Non voglio lasciare intendere che scrittore traduttore e lettore siano tutti impegnati in un deludente esercizio collettivo. Quanto sarebbe deprimente? E come sarebbe falso. La letteratura ci anima, ci illumina, ci accompagna dall’infanzia alla morte. I grandi libri ci lasciano sgomenti, come sanno fare solo i miracoli. Attestano il fatto che, contro ogni probabilità, contro tutti i limiti della carne, un individuo fra tanti, un individuo straordinario, è capace di prendere i più umili dei materiali, l’inchiostro e la carta, e produrre con essi un grande sogno che il lettore non solo riceve, ma a cui può partecipare. Da qualcosa di inanimato un grande scrittore crea un’opera che può stare in piedi senza imbarazzi davanti allo spettacolo della vita stessa.
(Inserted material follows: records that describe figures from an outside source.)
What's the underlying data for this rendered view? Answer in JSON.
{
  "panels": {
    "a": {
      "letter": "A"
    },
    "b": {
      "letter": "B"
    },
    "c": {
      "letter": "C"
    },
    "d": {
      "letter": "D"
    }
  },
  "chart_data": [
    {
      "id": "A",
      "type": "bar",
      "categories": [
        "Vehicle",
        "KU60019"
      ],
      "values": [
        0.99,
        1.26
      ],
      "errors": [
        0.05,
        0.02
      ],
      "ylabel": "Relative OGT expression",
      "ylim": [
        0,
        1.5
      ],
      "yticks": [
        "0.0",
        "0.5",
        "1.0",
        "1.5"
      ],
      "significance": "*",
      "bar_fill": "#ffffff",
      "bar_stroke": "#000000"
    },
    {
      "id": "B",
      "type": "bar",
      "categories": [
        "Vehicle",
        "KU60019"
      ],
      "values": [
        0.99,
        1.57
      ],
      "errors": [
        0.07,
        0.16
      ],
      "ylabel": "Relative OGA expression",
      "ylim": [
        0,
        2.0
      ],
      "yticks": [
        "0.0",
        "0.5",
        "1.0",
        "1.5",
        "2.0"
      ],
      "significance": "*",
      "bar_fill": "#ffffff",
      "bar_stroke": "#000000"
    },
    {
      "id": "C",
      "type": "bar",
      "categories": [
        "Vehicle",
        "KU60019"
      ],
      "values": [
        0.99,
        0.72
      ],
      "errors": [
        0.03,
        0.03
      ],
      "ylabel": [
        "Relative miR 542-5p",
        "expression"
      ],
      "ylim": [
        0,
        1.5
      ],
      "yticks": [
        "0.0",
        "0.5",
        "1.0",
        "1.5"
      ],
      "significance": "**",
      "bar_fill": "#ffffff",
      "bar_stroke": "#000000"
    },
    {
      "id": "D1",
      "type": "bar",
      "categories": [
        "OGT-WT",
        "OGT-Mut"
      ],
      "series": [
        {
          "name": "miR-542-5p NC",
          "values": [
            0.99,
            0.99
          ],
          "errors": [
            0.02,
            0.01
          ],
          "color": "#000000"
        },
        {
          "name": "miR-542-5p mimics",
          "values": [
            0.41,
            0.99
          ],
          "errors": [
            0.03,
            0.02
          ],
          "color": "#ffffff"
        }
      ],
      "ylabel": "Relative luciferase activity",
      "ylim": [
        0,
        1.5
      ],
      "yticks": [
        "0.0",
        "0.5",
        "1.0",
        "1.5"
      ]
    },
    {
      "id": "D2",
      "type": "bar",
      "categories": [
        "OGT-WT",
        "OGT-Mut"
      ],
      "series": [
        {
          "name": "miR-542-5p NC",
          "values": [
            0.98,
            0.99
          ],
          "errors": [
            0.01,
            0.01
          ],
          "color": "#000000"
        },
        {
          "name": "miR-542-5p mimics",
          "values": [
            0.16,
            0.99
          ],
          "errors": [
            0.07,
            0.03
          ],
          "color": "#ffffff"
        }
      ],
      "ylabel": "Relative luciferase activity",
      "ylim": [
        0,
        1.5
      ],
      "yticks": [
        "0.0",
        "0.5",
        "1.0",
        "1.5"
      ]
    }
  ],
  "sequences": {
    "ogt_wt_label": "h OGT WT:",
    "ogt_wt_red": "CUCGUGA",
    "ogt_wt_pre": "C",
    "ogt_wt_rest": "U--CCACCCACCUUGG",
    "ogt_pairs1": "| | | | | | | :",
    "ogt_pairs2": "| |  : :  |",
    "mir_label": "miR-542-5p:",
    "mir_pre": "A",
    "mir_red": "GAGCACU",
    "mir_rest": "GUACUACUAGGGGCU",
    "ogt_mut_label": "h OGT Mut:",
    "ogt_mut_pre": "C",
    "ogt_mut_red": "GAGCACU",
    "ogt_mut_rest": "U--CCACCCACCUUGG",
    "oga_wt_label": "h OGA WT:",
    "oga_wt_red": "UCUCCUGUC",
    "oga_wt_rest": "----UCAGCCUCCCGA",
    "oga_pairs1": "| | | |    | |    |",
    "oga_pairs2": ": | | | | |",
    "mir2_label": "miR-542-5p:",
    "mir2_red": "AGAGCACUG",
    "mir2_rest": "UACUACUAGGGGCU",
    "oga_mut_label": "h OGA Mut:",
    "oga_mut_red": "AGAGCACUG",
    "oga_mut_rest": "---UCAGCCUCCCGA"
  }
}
Ma in ogni caso, noi cerchiamo sempre cattedrali di fuoco, e parte dell’eccitazione nel leggere una grande libro sta nella promessa di un nuovo libro che ancora non abbiamo incontrato, un libro che possa toccarci ancora più profondamente, che possa farci innalzare ancora più in alto. Una delle consolazioni dello scrivere libri sta nella convinzione apparentemente invincibile che il prossimo libro sarà migliore, sarà più grande e coraggioso, e più esaustivo e fedele alle vite che viviamo. Rimaniamo in uno stato di speranza continua, amiamo la bellezza e la verità che vengono a trovarci, e facciamo del nostro meglio per mettere a tacere dubbi e delusioni. E’ questa la nostra particolarità. Questa la nostra gloria. Siamo alla ricerca di qualcosa, e non veniamo scoraggiati dal sospetto collettivo che la perfezione che cerchiamo nell’arte abbia le stesse possibilità del santo Graal di venire trovata. Questa è una delle ragioni per cui noi, e intendo noi esseri umani, siamo non solo creatori, traduttori e consumatori di letteratura, ma della letteratura siamo anche i soggetti.